In the spirit of true community-based consensus decision-making Decred aims to completely autonomise the funding of development work on the block chain so that the community can guide the development of this project. 10% of every block mind is currently directed to the Decred Treasury where it is used to provide ongoing funding for developers. These funds are currently distributed manually by the project organisation.
By the end of 2018, Decred aims to have these funds managed by a Decentralised Autonomous Organisation (DAO) that will distribute funds in accordance with the direction given by the community through the Proof of Stake mechanism. Any developer will be able to put forward a proposal for development of the Decred block chain, and if a sufficient number of users in the community vote in support of this proposal then the DAO will automatically direct the appropriate level of funding to the new developer. This is a significant difference to many block chain projects where development funds are held by a central organisation and distributed in accordance with that organisation’s priorities. If the DAO is successful then funds will be automatically distributed in accordance with the community’s wishes, without any human interaction or oversight.

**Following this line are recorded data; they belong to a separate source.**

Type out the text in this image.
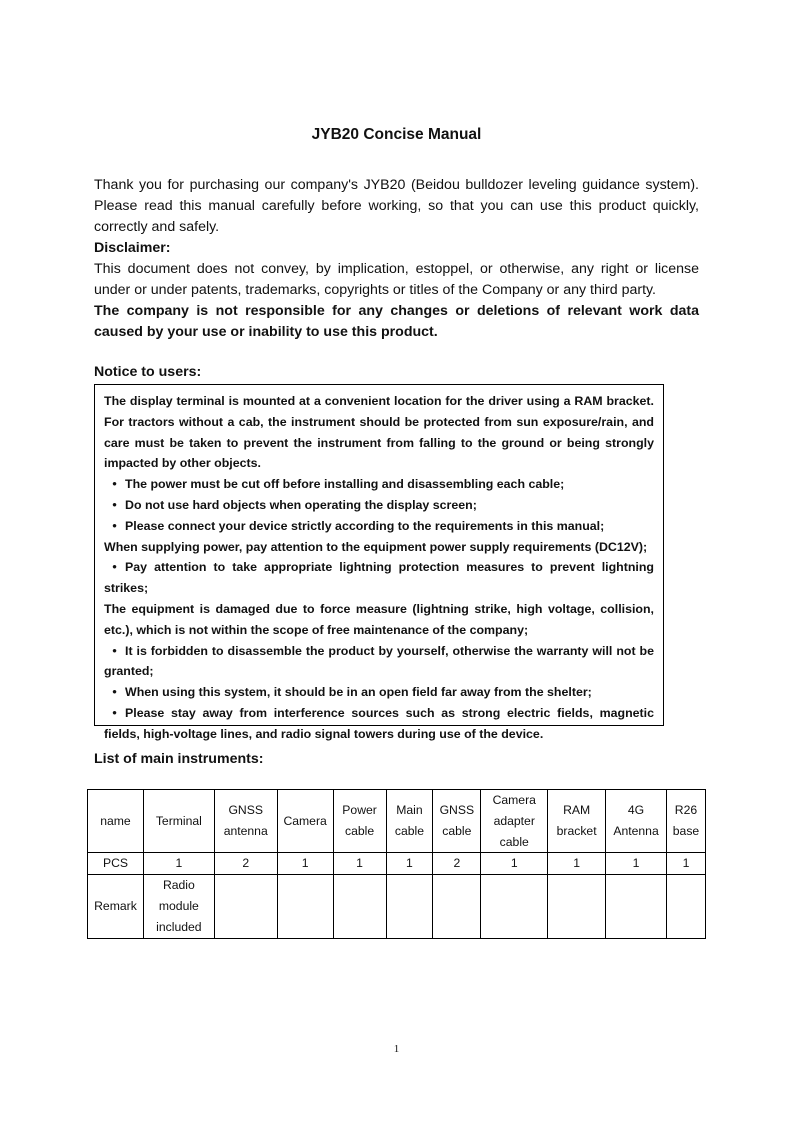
JYB20 Concise Manual

Thank you for purchasing our company's JYB20 (Beidou bulldozer leveling guidance system). Please read this manual carefully before working, so that you can use this product quickly, correctly and safely.

Disclaimer:

This document does not convey, by implication, estoppel, or otherwise, any right or license under or under patents, trademarks, copyrights or titles of the Company or any third party.

The company is not responsible for any changes or deletions of relevant work data caused by your use or inability to use this product.

Notice to users:

The display terminal is mounted at a convenient location for the driver using a RAM bracket. For tractors without a cab, the instrument should be protected from sun exposure/rain, and care must be taken to prevent the instrument from falling to the ground or being strongly impacted by other objects.

• The power must be cut off before installing and disassembling each cable;

• Do not use hard objects when operating the display screen;

• Please connect your device strictly according to the requirements in this manual;

When supplying power, pay attention to the equipment power supply requirements (DC12V);

• Pay attention to take appropriate lightning protection measures to prevent lightning strikes;

The equipment is damaged due to force measure (lightning strike, high voltage, collision, etc.), which is not within the scope of free maintenance of the company;

• It is forbidden to disassemble the product by yourself, otherwise the warranty will not be granted;

• When using this system, it should be in an open field far away from the shelter;

• Please stay away from interference sources such as strong electric fields, magnetic fields, high-voltage lines, and radio signal towers during use of the device.

List of main instruments:
name	Terminal	GNSS antenna	Camera	Power cable	Main cable	GNSS cable	Camera adapter cable	RAM bracket	4G Antenna	R26 base
PCS	1	2	1	1	1	2	1	1	1	1
Remark	Radio module included									
1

It remains to be seen whether this concept can be executed successfully, but it will be fascinating to watch it develop through the remainder of 2018. A common complaint amongst developers from projects as diverse as Bitcoin through Steemit is that the community has no say in the development of the block chain, and that development decisions are made with little regard to the community’s preferences. A Decentralised Autonomous Treasury, if successful, will go a long way to solving some of these concerns
Decred is a fascinating project. It is working in a number of areas of block chain development that have the potential to revolutionise the direction of block chain projects going forward. Proof of Stake and hybrid consensus making mechanisms are being explored by many projects, but Decred is at the forefront of implementing a real-time solution.
Similarly, its intent to completely decentralised decision-making amongst the Decred community is not unique, but this project is further down the path to implementation than many of its peers. When you consider that Decred is also at the forefront of development of successful atomic swaps (Decred and Litecoin successfully completed the first atomic swap in September 2017) and implementation of the Lighting Network this project represents something of a dark horse. It currently sits in 31st position in terms of total market capitalisation and few people are talking about it. Whether it is able to be successful as a viable digital medium of exchange into the future remains to be seen. With so much going on in the development community however, it is certainly a project to keep your eye on.